Cyclists: Get More Calcium!
Let's get straight to the point: Everyone needs more calcium in their diet, but cyclists really need it.
First thing, cycling isn't weight bearing (like running is) so you aren't building bone density when you ride. Second, you lose milligram after precious milligram of calcium when you sweat. You sweat, don't you?
I've been hearing this fact more often lately, so I'm trying to get extra calcium in my diet. Since it's been discussed in Bicycling magazine and on sites such as RoadBikeRider.com, you've probably heard about it.
Here's a tip that won't cost you anything - it might even save you money: Forget about soda. Don't even think about drinking any. It's full of phosphoric acid, which prevents calcium absorption. Stick with water.

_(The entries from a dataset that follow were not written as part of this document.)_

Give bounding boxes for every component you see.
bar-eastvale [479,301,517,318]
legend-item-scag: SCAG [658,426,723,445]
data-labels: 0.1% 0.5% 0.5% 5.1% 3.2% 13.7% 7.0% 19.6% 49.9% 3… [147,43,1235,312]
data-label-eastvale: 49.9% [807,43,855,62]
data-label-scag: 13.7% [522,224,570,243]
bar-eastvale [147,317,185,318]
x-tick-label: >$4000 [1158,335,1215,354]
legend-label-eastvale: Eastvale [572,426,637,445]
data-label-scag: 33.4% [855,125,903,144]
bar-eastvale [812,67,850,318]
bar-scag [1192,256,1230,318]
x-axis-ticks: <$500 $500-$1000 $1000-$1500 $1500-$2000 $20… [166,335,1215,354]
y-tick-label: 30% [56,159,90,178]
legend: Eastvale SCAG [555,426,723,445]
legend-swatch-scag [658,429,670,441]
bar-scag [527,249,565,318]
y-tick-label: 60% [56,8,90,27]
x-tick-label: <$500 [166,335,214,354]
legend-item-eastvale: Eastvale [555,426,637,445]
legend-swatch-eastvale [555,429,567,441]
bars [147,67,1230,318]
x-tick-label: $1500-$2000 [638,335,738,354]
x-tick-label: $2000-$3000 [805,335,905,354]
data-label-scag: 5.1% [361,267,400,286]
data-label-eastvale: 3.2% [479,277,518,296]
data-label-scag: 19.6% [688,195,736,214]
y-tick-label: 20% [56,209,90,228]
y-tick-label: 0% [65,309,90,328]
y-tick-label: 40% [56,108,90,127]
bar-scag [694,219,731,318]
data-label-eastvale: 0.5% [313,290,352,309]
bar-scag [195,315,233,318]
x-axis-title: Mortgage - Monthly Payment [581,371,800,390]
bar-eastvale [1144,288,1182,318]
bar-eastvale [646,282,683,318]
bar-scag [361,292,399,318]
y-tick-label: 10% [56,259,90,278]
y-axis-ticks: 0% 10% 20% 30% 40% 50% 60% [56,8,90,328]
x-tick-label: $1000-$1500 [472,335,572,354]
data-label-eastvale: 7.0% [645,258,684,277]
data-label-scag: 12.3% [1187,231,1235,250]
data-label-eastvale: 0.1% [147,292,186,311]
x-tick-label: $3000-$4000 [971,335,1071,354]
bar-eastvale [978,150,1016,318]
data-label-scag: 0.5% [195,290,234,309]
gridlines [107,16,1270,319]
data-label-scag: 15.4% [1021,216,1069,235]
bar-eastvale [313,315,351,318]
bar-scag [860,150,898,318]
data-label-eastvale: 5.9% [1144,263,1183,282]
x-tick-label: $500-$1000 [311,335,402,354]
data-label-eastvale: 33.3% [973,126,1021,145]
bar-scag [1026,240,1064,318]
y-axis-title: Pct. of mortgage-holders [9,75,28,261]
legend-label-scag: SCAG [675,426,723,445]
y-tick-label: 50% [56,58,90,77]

What about milk? Well, there is calcium in milk, but it's not the calcium you want in your body. It will actually hinder the absorption of good calcium, like what's in broccoli and other green leafy vegetables. A high protein diet will also hinder calcium absorption.
(I'm one of those guys that will tell you to only drink milk from a hometown farm where you know it's not infested with antibiotics and human growth hormone.)
While you're getting some calcium, be sure to get some magnesium, too. (As recommended in Optimal Muscle Performance and Recovery by Dr. Ed Burke.)
Whatever you do, try to get some extra calcium. And do a little weight lifting and/or running to work your bones.